Paul Hunter has published fine letterpress poetry under the imprint of Wood Works Press since 1994. His poems have appeared in numerous journals, as well as in seven full-length books and three chapbooks. His first collection of farming poems, Breaking Ground, 2004, from Silverfish Review Press, was reviewed in The New York Times, and received the 2004 Washington State Book Award. A
second volume of farming poems, Ripening, was published in 2007, a third companion volume, Come the Harvest, appeared in 2008, and the fourth, from the same publisher, Stubble Field, appeared in 2012. He has been a featured poet on The News Hour, and has a prose book on small-scale, sustainable farming, One Seed to Another: The New Small Farming, published by the Small Farmer’s Journal. His new book of prose poetry, Clownery, In lieu of a life spent in harness, was published in 2017, by Davila Art & Books, Sisters, Oregon.

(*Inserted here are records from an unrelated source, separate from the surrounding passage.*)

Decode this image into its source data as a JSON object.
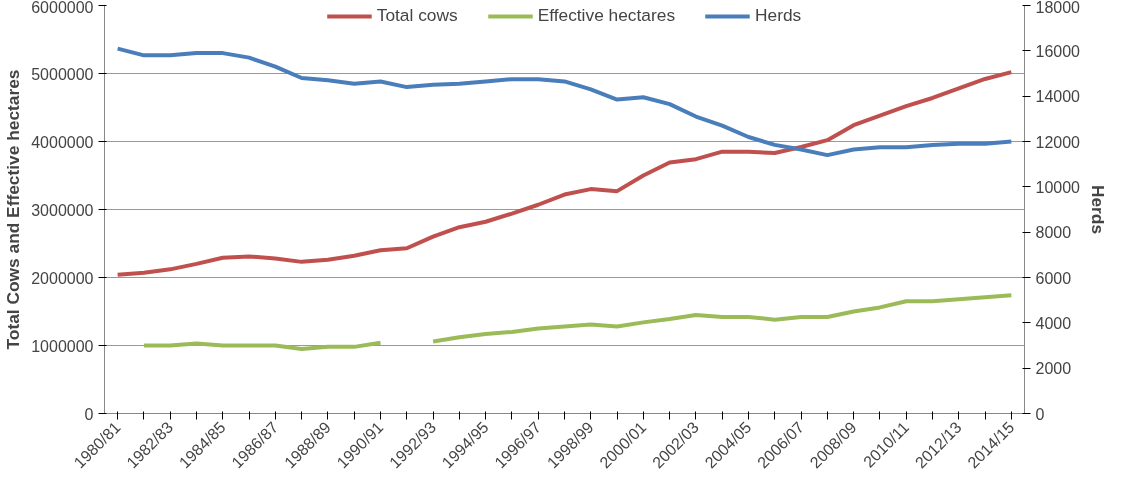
{
  "chart_data": {
    "type": "line",
    "categories": [
      "1980/81",
      null,
      "1982/83",
      null,
      "1984/85",
      null,
      "1986/87",
      null,
      "1988/89",
      null,
      "1990/91",
      null,
      "1992/93",
      null,
      "1994/95",
      null,
      "1996/97",
      null,
      "1998/99",
      null,
      "2000/01",
      null,
      "2002/03",
      null,
      "2004/05",
      null,
      "2006/07",
      null,
      "2008/09",
      null,
      "2010/11",
      null,
      "2012/13",
      null,
      "2014/15"
    ],
    "series": [
      {
        "name": "Total cows",
        "color": "#c0504d",
        "values": [
          2040000,
          2070000,
          2120000,
          2200000,
          2290000,
          2310000,
          2280000,
          2230000,
          2260000,
          2320000,
          2400000,
          2430000,
          2600000,
          2740000,
          2820000,
          2940000,
          3070000,
          3220000,
          3300000,
          3270000,
          3500000,
          3690000,
          3740000,
          3850000,
          3850000,
          3830000,
          3920000,
          4020000,
          4240000,
          4380000,
          4520000,
          4640000,
          4780000,
          4920000,
          5020000
        ]
      },
      {
        "name": "Effective hectares",
        "color": "#9bbb59",
        "values": [
          null,
          1000000,
          1000000,
          1030000,
          1000000,
          1000000,
          1000000,
          950000,
          980000,
          980000,
          1040000,
          null,
          1060000,
          1120000,
          1170000,
          1200000,
          1250000,
          1280000,
          1310000,
          1280000,
          1340000,
          1390000,
          1450000,
          1420000,
          1420000,
          1380000,
          1420000,
          1420000,
          1500000,
          1560000,
          1650000,
          1650000,
          1680000,
          1710000,
          1740000
        ]
      },
      {
        "name": "Herds",
        "color": "#4a7ebb",
        "axis": "y2",
        "values": [
          16100,
          15800,
          15800,
          15900,
          15900,
          15700,
          15300,
          14800,
          14700,
          14550,
          14650,
          14400,
          14500,
          14550,
          14650,
          14750,
          14750,
          14650,
          14300,
          13850,
          13950,
          13650,
          13100,
          12700,
          12200,
          11850,
          11650,
          11400,
          11650,
          11750,
          11750,
          11850,
          11900,
          11900,
          12000
        ]
      }
    ],
    "ylabel": "Total Cows and Effective hectares",
    "y2label": "Herds",
    "ylim": [
      0,
      6000000
    ],
    "yticks": [
      0,
      1000000,
      2000000,
      3000000,
      4000000,
      5000000,
      6000000
    ],
    "y2lim": [
      0,
      18000
    ],
    "y2ticks": [
      0,
      2000,
      4000,
      6000,
      8000,
      10000,
      12000,
      14000,
      16000,
      18000
    ],
    "grid": "y",
    "legend": "top",
    "marker": "none",
    "line_style": "solid"
  }
}
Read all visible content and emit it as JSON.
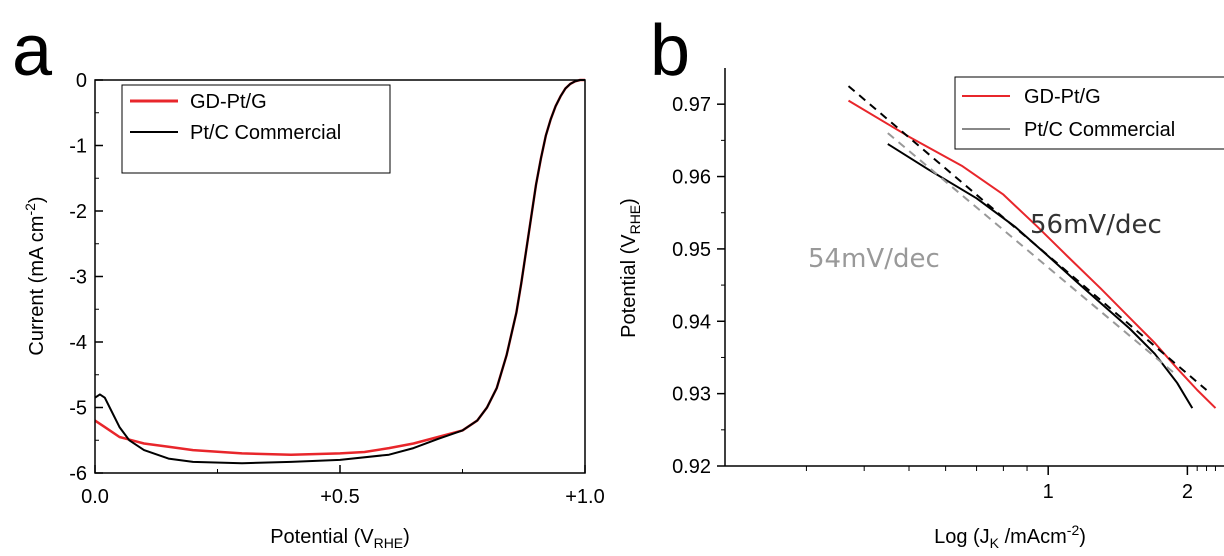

Jill McCabe Johnson is the author of two poetry books, Revolutions We’d Hoped We’d Outgrown and Diary of the One Swelling Sea, winner of a Nautilus Book Award, and the nonfiction chapbook Borderlines. Honors include an Artist Trust grant, an Academy of American Poets Award, the Mari Sandoz/Prairie Schooner Prize in Fiction, and Scissortale Review’s Editor’s Prize in Poetry; plus the Deborah Tall Memorial Fellowship from Pacific Lutheran University—where she completed her MFA in Creative Writing—and the Louise Van Sickle Fellowship in Poetry from the University of Nebraska—where she received her PhD in English. Johnson teaches Creative Writing and English at Skagit Valley College, and is the founding director of Artsmith, a non-profit to support the arts.

Jed Myers is author of Watching the Perseids (Sacramento Poetry Center), The Marriage of Space and Time (MoonPath Press, forthcoming), and two chapbooks. Recent honors include the Prime Number Magazine Award for Poetry, The Southeast Review’s Gearhart Poetry Prize, and the McLellan Poetry Prize. Poems are forthcoming in Poetry Northwest, Southern Poetry Review, and Natural Bridge. He’s Poetry Editor for the online magazine Bracken.

Mary Ellen Talley’s poems have recently been published in Cirque, U City Review, and Ekphrastic Review, as well as in the anthologies, The Doll Collection and Raising Lilly Ledbetter: Women Poets Occupy the Workspace. Mary Ellen worked for many years with words and children as a Speech-Language Pathologist (SLP) in Seattle public schools.